We hope that the government will consider investing in independent living schemes, managed by housing associations like Silva Homes, as part of the solution.
“One in 20 care home residents in the UK have lost their lives to Coronavirus, and the clamour for a solution to the deepening crisis is growing louder”Dasos Christou
In simple terms, independent living (previously known as sheltered housing) is designed for people over the age of 55, who want to be as independent as possible, but need assistance with some aspects of daily living.
Ageing is, of course, a gradual process, and most people don’t need to go straight from living in a two-bedroom house (with garden) to a care home.
There’s a mid-way period, where you can still organise your time and manage your own affairs, but maybe you want to live somewhere a bit less stressful, near like-minded neighbours, and with the option to take part in communal activities, or get some extra support or property adaptations, if you need it.
Independent living schemes, such as ours at Silva Homes, can make a world of difference to wellbeing. All our homes are unfurnished, allowing residents to personalise them and stay independent for much longer.
In fact, many people in independent living homes never go into care at all.
Winnie moved into Broadway House, one of our independent living homes, aged 96 because her previous home and garden were too large to manage. Even now, aged 100, she loves living independently and doesn’t need any extra care.
In the middle of lockdown, we held a birthday party for Winnie, which I believe epitomises the spirit of independent living and the personalised customer service that it enables.
Our independent living team at Broadway House pulled out all the stops to make sure Winnie could celebrate her birthday in style, despite all the restrictions caused by the Coronavirus pandemic.

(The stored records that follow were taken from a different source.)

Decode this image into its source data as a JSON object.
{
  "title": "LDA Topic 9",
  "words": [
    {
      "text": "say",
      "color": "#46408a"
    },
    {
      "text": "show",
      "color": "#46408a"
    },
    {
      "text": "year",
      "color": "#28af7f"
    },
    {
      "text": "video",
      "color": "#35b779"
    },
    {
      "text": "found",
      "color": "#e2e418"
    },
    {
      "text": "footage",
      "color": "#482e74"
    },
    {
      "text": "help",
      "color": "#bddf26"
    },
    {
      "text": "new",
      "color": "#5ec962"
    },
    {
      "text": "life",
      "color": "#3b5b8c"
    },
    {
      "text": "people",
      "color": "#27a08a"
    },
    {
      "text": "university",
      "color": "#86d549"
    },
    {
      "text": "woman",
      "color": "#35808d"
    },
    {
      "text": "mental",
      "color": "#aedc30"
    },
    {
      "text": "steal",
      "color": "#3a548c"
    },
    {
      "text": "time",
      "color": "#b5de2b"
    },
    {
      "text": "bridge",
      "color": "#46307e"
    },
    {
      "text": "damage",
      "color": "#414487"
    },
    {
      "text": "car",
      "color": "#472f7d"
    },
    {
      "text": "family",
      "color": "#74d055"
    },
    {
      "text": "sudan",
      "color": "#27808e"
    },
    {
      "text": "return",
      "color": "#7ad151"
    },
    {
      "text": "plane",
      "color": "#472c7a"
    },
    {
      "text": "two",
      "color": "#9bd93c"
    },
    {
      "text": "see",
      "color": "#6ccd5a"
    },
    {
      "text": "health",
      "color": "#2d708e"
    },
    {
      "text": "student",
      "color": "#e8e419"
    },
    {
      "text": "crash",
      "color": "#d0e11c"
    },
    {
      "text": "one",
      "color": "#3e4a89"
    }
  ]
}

We staged a surprise celebration, with social distancing measures in place. Winnie’s family gathered in the communal garden, alongside her neighbours and my Silva Homes colleagues, and we treated her to a socially distanced rendition of happy birthday.
We even made a colourful banner that read: ‘Happy 100th birthday lovely Winnie! From all of us at Broadway House.’
As Winnie waved to loved ones and danced in her flat window, we knew this would be a highlight of what was an extremely tough summer for everyone, especially those in the care sector.
For me, it also summed up everything good about our independent living homes, especially places like Broadway House.
Broadway House has colleagues on duty and provides a freshly cooked meal every day. We are attentive and carry out regular care assessments, as we also organise activities.
But we do try to enable and encourage independence as much as possible.
We know that independent living schemes are an increasingly important part our social care sector, but housing associations like Silva Homes need the government to maximise their potential, with realistic levels of investment.
Bracknell-based Silva Homes is a not-for-profit charitable housing association that owns and manages the homes of 14,000 customers across the south east.